No one wants to come out and say that they’re suspicious of equality, because let’s be honest, it just looks bad. But when it’s next-to-impossible to actually pin down a specific, detailed definition of what a real picture of equality looks like — and even harder to rescue that difficult-to-grasp image from misogynists and status-quo liberals who take the word to represent something else — maybe such suspicions are in order. Especially when the word is so often used to perpetuate more “nitpicky” social oppressions (apparently “r*pe culture” is a “nitpicky” form of oppression? I don’t even know…), it’s more important than ever for feminists to separate themselves from such confusion.
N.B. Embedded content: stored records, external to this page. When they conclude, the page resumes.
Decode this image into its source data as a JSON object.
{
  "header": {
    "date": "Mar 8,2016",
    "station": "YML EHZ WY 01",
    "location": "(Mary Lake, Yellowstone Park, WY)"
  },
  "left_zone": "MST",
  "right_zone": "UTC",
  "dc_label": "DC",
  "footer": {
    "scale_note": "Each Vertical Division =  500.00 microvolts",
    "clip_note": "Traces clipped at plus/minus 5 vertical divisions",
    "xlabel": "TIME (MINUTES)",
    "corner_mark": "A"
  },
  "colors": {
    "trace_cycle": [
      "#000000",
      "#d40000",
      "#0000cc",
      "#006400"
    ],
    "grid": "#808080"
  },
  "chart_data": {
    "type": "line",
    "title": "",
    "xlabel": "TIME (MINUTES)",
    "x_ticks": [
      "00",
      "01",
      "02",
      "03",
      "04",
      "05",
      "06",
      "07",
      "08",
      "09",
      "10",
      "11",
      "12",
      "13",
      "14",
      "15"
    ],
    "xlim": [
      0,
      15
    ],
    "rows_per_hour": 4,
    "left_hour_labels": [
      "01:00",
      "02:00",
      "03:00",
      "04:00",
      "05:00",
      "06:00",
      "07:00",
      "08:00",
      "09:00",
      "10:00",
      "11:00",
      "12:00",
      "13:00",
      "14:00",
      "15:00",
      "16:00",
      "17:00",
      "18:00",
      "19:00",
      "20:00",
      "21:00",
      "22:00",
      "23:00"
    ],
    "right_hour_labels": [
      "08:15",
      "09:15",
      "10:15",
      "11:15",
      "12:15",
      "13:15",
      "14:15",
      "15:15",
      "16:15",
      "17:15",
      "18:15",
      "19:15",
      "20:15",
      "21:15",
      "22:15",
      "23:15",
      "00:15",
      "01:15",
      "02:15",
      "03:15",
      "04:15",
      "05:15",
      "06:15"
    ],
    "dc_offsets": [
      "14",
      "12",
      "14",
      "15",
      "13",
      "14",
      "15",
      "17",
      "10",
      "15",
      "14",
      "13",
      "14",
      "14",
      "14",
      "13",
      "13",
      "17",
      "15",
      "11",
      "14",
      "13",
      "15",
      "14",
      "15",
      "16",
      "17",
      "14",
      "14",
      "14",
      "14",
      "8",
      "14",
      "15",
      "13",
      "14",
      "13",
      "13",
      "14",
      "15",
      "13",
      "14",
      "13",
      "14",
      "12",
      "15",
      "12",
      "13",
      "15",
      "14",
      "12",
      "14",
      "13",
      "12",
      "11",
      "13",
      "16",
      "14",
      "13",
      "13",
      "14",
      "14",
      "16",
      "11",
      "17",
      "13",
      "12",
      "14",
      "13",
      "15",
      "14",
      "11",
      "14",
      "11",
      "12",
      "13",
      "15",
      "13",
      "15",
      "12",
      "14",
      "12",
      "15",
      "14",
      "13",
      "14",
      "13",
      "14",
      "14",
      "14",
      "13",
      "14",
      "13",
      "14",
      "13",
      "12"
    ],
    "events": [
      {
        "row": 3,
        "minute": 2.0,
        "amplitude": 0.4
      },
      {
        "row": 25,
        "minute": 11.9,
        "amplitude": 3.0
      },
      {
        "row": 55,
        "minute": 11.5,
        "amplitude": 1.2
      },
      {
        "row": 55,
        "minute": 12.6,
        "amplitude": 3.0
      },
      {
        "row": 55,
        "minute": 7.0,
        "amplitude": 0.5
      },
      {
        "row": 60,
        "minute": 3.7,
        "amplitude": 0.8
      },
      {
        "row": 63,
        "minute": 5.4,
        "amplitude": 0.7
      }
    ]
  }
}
When “equal” isn’t really equal anymore, maybe it’s time for some creative conceptual action.
What comes in place of the word? Perhaps a pondersome piece like this isn’t the place to announce something so grand and nuance-demanding as that. I can’t begin to say what it would look like, given that I’m by no means an expert on every current feminist theory and/or space. But it seems to me that what has usually been included in feminist conceptions of equality (and not in the status-quo liberal one I’ve been picking at above) has been the idea that equality implies more than codified laws and rights. It also includes (and perhaps, even, in a more primary way) a concerted critique of the way social and interpersonal expectations inform and program our actions around others. It means paying attention to the way we evaluate others, and thinking critically about what those evaluations imply about our own perspectives.
Feminist articulations of equality have also noted that the recognition of difference is central to such an ideal; when concepts, institutions and narratives in society cover over the realities of so many individuals (think here of trans-identified individuals, non-sexual individuals, intersex-or-genderqueer-identified individuals), it’s more important than ever to part the seas of normativity so that commonly-imperceptible perspectives can be recognized broadly.
Cutting off the confusion.
Feminism is commonly associated in the media and in conversations between those not identified or allied with feminism with a “fight for equality” for women. From my perspective, this apprehension now does more harm than good, and often obscures a more subtle and urgent diagnosis of society in favour of a quick explanation. It’s time to leave outdated, simplistic notions of “equality” to the status-quo liberals, and start creating new words and concepts that can do better justice to the more empathetic, difference-recognizing world feminists envision for women and everyone.